Two suicides, one on remand, one inside after sentencing, both of them clinically depressed junkies already well on their way down the dead-end road. One serial car thief who had received his moment of illumination in prison, when the sharpened end of a toothbrush had been rammed into his ear to let him know that he hadn’t been as hard as he had thought he was. The kiddie molester who had jumped off a railway bridge to get away from me just as the delayed 9.13 to Swansea was coming through.
And Nick Bessant. The pimp who a farmer had executed for desecrating his son and his daughter. The farmer I had led to Bessant’s lair in Cardiff, thinking I was doing something for justice and common humanity. Which was the reason that I was at this moment sitting in a cold, damp caravan in the middle of the boondocks looking out the window in the hope of seeing the return of a small fucking bird.
It was impossible to believe. No one could have mourned any of those trashed-up lives that much. Okay, they had mothers. But I didn’t think that love or tenderness could have been anywhere in the air at the moment they were being fucked into existence.
And even if one of them had someone who was carrying a torch for their memory, it was way too sophisticated for that world. If they had stooped to revenge it would have been boiled-down battery acid in the side of the face, or a bunch of hired scagheads with pickaxe handles. Something course and mean and demonstrative.
It was a jaundiced view, but I was feeling blue and bitter, and my excuse for it was twofold. First, someone had tried to kill me, and secondly, I now had to let these low-rent bastards back into my thought process again.
EDGAR FISKE!
The name crash-landed on my consciousness. A name I hadn’t even run past idle recollection in years. Edgar Fiske had once threatened to kill me.

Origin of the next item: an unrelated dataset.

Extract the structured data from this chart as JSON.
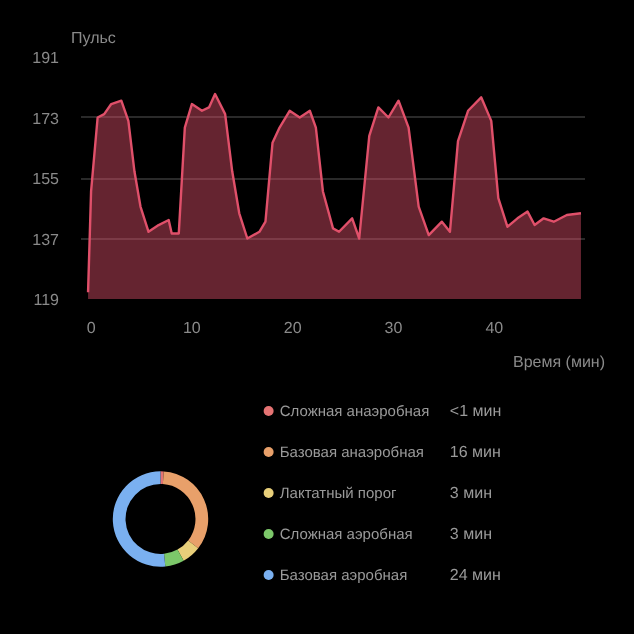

But it had had nothing to do with me being a cop. When had it been? I racked my memory. But he was back in my head now, looming up too close to make out background details like time or place. A thin-faced young man with short curly sandy hair, freckles, and thick-rimmed tortoiseshell glasses actually quivering on the bridge of his nose as his anger boiled tears and flecks of spit out of him.
I am going to destroy you, Capaldi. I don’t care how fucking long it takes. One day you’re going to know what it’s like to die.
It was uncanny. I wasn’t even paraphrasing. They had come back to me after all these years. The very words he had used.
I reached for the phone. But it had been so long since I had called that I had to fetch my diary and look up the long number.
‘Pronto!’ A confident young girl’s voice.